Secondly, the difference between how you operate and how they operate can give you the models or small tricks to use while doing a formal idea generation, like the author picked up the idea of elimination which can be and is used popularly in product designs.
On a lighter note, this tells is that a true professional will always find his subject’s angle no matter he or she is, working or on vacation.
I was reading the book Tata – The evolution of a corporate brand by Morgen Witzel
and read about this concept that the group follows called ‘Dare to Try’. This is an award that is given to innovations done by the teams anywhere in the group, which are pathbreaking but did not take off in the marketplace. Couple of examples mentioned in the book are:
- Plastic doors for cars
- Flavor capsule for tea, that you can carry with you. Imagine having a Ginger capsule that you can carry in your pocket, and use as and when you want. I know there used to be drops that I bought from Kerala sometime back, but then being liquid it was difficult to carry them.

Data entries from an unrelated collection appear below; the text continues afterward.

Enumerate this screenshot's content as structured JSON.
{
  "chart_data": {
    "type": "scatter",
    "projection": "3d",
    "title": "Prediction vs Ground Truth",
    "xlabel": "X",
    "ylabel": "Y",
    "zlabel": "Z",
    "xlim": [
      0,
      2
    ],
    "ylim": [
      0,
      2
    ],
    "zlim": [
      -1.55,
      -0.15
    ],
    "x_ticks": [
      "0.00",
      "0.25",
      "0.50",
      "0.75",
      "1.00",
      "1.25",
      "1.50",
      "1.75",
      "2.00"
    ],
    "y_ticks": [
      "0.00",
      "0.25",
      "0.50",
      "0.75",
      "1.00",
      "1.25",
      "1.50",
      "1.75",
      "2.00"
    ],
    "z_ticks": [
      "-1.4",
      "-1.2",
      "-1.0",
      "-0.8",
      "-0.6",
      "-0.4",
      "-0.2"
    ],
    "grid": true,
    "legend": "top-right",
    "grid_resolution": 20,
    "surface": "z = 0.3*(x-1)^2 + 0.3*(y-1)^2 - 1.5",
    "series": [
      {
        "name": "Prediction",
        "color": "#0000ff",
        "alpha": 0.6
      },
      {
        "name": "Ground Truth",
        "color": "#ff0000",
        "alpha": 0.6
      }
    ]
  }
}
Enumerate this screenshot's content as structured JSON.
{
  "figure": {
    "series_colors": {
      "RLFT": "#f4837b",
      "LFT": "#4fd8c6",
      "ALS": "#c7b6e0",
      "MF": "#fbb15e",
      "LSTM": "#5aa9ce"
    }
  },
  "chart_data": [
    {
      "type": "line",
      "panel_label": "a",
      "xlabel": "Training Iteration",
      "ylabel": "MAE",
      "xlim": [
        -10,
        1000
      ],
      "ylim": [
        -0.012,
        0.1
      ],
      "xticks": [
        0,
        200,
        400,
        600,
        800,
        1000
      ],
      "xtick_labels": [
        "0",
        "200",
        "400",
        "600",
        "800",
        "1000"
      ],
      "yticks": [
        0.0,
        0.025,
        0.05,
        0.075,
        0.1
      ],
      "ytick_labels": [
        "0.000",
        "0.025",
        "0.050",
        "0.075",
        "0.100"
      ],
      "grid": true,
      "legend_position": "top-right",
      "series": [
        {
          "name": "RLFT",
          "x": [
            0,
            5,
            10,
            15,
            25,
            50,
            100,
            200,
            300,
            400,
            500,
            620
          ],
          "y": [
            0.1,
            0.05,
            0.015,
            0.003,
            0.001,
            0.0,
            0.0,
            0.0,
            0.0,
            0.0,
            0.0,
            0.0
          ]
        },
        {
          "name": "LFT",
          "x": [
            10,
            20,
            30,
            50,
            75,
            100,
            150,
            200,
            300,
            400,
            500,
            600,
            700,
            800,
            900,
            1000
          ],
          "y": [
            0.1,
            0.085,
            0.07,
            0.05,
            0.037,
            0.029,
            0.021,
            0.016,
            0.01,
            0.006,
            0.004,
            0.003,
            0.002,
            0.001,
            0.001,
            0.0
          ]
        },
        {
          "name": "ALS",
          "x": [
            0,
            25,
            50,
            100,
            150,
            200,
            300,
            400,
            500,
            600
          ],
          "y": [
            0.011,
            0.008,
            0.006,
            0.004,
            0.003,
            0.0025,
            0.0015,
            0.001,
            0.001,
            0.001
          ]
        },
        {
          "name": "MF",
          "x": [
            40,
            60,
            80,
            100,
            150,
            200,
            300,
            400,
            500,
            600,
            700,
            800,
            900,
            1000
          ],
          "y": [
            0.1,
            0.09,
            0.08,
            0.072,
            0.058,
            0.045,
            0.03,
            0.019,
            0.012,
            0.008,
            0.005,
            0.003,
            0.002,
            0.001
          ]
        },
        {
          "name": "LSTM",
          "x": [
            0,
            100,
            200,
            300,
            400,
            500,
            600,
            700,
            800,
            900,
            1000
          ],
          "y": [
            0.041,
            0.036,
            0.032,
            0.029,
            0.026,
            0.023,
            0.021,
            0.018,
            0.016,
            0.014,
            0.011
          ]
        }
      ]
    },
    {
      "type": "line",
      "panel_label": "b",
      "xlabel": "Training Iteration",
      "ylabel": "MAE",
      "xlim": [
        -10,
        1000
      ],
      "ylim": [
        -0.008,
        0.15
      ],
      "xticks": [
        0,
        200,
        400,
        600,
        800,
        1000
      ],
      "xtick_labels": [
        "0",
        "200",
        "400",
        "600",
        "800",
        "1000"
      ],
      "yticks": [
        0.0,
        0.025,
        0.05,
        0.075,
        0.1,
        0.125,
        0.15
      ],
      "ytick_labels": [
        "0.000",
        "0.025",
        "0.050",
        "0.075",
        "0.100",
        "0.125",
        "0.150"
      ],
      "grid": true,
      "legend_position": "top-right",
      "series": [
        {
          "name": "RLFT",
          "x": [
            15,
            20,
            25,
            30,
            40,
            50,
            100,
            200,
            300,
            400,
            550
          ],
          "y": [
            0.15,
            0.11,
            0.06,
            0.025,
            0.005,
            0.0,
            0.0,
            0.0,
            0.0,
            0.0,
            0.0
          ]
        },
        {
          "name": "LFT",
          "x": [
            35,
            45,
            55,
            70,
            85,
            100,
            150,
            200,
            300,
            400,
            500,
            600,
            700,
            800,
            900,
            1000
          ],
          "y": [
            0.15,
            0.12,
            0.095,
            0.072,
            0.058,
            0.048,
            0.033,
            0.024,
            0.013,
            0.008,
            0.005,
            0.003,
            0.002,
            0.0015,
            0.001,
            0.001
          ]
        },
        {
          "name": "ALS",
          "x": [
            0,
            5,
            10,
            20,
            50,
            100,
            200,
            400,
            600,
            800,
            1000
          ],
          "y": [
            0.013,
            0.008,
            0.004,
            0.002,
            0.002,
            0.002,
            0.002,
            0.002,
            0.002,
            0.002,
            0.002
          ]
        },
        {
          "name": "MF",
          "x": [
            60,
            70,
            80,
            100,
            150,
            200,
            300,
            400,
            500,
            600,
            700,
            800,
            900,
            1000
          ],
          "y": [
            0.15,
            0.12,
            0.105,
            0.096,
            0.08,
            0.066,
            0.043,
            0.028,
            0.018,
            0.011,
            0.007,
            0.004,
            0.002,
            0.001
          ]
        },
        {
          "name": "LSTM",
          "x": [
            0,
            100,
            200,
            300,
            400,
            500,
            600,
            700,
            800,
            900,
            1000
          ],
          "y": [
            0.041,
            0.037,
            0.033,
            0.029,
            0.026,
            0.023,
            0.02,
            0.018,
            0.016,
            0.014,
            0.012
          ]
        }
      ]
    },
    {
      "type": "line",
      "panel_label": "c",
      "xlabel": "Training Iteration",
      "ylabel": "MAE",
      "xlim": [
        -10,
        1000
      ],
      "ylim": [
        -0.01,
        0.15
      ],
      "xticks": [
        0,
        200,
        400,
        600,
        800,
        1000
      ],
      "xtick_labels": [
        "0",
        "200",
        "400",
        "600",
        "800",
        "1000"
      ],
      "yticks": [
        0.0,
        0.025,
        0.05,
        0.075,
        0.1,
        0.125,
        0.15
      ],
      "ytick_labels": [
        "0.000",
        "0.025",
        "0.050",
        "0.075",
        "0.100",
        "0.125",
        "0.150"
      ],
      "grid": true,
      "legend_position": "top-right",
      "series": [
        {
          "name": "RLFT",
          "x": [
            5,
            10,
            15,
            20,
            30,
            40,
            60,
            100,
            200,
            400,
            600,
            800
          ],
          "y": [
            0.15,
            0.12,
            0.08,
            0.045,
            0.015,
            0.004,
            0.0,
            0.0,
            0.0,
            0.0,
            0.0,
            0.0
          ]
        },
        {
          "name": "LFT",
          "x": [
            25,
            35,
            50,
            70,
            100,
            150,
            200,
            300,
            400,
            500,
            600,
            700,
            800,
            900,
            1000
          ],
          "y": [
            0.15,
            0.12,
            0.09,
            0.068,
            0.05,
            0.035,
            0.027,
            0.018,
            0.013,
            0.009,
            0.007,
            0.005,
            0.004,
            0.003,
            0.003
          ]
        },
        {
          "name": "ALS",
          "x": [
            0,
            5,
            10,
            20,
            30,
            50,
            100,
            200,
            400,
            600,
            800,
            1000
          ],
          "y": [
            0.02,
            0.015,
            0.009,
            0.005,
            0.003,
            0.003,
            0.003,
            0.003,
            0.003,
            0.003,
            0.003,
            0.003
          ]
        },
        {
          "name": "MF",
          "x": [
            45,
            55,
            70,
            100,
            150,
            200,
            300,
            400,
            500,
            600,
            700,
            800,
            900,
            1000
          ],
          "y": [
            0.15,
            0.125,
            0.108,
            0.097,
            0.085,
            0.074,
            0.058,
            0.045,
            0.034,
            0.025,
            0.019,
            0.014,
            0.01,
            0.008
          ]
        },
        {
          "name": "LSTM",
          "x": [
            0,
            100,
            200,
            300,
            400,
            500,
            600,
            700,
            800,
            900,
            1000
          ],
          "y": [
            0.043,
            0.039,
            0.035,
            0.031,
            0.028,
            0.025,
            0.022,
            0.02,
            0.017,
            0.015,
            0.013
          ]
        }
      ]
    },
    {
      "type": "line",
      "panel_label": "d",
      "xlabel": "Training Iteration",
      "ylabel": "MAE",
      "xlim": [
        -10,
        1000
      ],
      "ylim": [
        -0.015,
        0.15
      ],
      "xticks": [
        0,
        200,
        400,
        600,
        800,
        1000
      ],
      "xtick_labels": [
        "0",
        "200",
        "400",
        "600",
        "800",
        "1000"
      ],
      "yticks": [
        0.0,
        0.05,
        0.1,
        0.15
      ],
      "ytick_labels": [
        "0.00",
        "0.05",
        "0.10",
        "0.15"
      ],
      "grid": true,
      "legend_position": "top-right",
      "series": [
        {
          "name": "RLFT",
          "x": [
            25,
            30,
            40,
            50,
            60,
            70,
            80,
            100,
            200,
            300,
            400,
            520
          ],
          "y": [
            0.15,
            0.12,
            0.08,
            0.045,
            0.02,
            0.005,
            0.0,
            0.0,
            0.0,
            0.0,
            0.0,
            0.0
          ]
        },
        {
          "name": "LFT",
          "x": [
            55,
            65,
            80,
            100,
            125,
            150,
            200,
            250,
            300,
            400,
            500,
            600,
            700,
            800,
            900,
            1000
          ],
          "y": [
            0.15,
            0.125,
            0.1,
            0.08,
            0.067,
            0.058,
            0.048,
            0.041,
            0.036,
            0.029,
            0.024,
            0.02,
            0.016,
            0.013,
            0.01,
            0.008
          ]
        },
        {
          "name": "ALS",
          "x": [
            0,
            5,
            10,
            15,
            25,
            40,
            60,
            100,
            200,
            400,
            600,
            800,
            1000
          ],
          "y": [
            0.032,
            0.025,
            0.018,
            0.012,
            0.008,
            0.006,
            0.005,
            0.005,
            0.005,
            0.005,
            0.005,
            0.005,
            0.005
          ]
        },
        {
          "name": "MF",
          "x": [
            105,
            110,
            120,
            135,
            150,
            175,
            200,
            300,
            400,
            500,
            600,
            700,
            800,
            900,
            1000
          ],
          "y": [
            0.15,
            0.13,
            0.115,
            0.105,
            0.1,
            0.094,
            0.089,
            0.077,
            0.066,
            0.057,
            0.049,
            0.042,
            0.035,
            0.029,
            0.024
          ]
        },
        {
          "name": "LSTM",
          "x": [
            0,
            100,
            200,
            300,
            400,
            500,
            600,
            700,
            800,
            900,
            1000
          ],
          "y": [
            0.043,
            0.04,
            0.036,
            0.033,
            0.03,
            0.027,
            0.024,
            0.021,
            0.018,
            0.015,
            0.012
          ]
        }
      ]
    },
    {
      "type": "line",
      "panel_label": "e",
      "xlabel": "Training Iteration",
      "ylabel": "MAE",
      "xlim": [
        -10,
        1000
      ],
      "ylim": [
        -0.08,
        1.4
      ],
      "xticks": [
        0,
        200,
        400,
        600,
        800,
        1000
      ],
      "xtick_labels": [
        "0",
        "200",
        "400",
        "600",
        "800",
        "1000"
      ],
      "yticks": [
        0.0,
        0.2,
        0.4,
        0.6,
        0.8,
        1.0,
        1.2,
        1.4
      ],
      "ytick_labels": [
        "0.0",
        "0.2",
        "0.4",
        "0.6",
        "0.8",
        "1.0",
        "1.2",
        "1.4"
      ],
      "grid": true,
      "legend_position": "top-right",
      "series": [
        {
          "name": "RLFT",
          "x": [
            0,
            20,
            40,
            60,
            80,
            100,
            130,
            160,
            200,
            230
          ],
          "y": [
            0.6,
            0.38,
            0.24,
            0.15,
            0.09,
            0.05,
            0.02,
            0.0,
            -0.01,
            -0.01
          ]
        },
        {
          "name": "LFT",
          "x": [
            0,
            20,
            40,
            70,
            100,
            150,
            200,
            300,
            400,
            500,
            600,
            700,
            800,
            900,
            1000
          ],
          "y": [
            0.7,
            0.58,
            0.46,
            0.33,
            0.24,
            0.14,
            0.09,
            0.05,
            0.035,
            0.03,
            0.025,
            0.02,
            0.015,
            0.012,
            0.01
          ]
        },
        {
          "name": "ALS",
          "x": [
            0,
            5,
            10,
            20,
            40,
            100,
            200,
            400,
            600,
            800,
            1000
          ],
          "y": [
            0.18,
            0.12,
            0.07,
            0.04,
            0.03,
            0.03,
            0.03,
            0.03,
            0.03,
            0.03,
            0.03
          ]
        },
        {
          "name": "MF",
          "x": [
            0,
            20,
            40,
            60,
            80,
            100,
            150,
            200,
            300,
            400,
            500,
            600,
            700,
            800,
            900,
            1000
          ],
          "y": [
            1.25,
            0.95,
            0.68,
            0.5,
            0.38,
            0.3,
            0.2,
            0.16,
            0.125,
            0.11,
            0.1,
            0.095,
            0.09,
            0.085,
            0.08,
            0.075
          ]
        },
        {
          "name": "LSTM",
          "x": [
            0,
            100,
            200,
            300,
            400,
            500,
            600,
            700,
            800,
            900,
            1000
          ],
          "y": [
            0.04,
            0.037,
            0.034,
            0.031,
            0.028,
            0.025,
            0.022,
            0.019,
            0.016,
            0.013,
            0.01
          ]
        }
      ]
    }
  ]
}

Interestingly, an article by Sam Swaminathan in Mckinsey’s MIX
( Management Innovation Exchange), also mentions creating a space for employees to share their mistakes and rewarding few of them based on some criteria.
Now what happens is, essentially employees get a message that failing in an attempt is fine and will not work against them in the organization. I am not sure if people would really want to be rewarded for mistakes, but it does give confidence to everyone to try and explore the ideas in their heads. It can create an environment of openness as ideas can get evaluated from various angles by various people and in a modified form, idea may still see the light of the day or cross-pollinate other ideas.
Do you know any other examples of the organizations doing this formally?